Results: The ORRs were 71% in each of the treatment arms with ibrutinib, and an additional 20% of patients in the 420-mg cohort and 15% of patients in the 840-mg cohort experienced a partial response with lymphocytosis. Blood lymphocytosis was generally noted by day 7 in 79% of the patients; it peaked at a median of 4 weeks and then slowly declined. After a follow-up of 26 months, the estimated rate of PFS was 75%, and the rate of overall survival was 83% for all patients, irrespective of the dose. At both doses of ibrutinib, pharmacokinetic data showed rapid absorption and elimination. Furthermore, pharmacodynamic data showed that once-daily ibrutinib provided effective and complete occupancy of BTK. Long-term therapy with ibrutinib was associated with modest toxicity. Most of the adverse events were grade 1 or 2 and included transient diarrhea (47%), upper respiratory tract infection (33%), and fatigue (28%). A majority of the adverse events resolved without the need for suspension of treatment.
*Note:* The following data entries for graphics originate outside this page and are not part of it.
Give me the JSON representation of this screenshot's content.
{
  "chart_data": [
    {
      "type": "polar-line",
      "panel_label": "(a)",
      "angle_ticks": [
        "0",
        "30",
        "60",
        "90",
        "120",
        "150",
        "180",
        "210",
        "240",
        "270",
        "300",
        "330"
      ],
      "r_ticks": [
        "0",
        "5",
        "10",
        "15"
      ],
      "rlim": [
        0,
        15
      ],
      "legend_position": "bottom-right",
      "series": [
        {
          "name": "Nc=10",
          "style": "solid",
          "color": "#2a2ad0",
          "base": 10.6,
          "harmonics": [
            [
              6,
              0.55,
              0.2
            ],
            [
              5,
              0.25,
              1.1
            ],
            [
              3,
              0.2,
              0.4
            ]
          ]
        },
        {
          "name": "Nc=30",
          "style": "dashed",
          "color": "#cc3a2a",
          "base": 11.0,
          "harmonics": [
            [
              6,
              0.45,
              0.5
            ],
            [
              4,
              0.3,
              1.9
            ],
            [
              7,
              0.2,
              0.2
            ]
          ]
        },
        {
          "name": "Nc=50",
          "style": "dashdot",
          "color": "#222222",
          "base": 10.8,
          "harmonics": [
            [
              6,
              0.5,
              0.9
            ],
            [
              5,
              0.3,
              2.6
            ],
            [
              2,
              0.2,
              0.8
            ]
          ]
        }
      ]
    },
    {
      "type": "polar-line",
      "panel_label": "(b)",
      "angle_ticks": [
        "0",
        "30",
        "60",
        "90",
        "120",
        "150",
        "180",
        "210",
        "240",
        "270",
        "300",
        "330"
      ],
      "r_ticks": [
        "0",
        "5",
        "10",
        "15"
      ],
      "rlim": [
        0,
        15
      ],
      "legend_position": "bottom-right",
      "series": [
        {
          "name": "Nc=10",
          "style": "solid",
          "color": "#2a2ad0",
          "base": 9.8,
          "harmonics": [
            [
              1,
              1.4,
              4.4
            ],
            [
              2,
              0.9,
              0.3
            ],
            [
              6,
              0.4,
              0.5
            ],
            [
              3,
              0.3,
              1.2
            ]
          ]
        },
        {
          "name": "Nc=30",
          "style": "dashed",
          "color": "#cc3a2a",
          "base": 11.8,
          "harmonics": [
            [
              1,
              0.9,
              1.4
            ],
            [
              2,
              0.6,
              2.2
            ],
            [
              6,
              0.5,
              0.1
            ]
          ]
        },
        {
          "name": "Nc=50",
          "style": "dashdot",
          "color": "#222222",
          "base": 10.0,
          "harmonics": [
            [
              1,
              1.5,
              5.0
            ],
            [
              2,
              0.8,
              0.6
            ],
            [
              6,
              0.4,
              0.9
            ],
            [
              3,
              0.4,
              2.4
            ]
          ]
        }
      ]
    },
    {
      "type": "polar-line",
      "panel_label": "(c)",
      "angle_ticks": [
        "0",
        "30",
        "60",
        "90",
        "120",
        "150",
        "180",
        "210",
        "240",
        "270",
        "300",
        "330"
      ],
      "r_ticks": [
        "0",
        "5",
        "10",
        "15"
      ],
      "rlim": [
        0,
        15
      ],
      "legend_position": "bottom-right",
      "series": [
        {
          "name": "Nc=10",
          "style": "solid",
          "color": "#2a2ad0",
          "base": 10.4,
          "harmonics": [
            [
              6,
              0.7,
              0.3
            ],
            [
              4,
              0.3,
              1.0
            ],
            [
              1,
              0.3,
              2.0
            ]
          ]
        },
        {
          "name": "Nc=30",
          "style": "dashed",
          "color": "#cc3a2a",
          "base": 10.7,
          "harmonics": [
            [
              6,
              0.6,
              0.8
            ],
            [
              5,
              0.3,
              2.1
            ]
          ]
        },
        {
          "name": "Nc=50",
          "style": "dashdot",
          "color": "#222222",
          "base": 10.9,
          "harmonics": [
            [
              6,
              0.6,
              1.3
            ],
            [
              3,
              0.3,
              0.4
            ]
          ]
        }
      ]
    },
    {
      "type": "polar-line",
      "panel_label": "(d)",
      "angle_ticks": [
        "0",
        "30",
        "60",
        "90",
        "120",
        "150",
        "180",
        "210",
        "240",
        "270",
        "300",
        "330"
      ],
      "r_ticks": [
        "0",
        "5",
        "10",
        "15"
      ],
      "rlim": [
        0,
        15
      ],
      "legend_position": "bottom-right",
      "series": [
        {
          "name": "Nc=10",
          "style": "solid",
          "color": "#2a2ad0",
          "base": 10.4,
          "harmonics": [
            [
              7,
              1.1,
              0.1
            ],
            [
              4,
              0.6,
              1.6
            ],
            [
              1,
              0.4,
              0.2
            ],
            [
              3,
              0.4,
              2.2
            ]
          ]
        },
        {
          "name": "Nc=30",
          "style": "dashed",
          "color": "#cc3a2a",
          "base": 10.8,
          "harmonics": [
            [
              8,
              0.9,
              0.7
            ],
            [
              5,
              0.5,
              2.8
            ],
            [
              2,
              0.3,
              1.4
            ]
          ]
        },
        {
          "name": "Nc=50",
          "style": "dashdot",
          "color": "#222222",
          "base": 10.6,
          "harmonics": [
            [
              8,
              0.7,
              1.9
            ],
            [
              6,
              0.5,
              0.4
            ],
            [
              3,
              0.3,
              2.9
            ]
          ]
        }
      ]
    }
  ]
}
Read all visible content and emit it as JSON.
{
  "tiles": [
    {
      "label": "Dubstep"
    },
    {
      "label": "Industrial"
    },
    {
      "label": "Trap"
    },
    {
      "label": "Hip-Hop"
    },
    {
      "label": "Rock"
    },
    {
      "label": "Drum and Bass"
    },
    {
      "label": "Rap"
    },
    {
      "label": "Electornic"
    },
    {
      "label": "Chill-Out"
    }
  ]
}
Takeaway: Ibrutinib appears to be both relatively safe and efficacious in the treatment of refractory or relapsed CLL or small lymphocytic lymphoma. It is noteworthy that this study, which was initially designed with 2 arms, was expanded to include a third arm of patients with high-risk disease. Most patients had received a previous nucleoside analog, rituximab, or an alkylator. Despite patients receiving an average of 4 previous therapies, the incidence of infectious complications was not observed during the extended period of therapy (unlike with other salvage therapies). Improvement in cytopenias was seen in 71% of patients who were treated at both dose levels. Complete or partial responses increased over time and peaked at 18 months of therapy. The drug was rapidly absorbed and blocked the BTK enzyme almost completely (a reflection of surrogate kinase inhibition). Ibrutinib was well tolerated, with most adverse events rated as grade 1 or 2 regardless of cause. In the 85 patients who were treated, 7 serious adverse events were observed. In the accompanying editorial in the same issue, Foà and Guarini posed several questions about the role of this drug in patients with relapsed or high-risk CLL (Foà R, Guarini A. N Engl J Med. 2013;369:85-87). They suggest that ibrutinib may play a role when used earlier in the treatment plan. It may also provide an option for patients with CLL who often have multiple comorbidities that would preclude the use of more toxic salvage drugs. Ibrutinib is currently not available commercially, but this study may provide enough data to allow for its approval as an orphan drug.
Byrd JC, Furman RR, Coutre SE, et al. Targeting BTK with ibrutinib in relapsed chronic lymphocytic leukemia. N Engl J Med. 2013;369:32-42.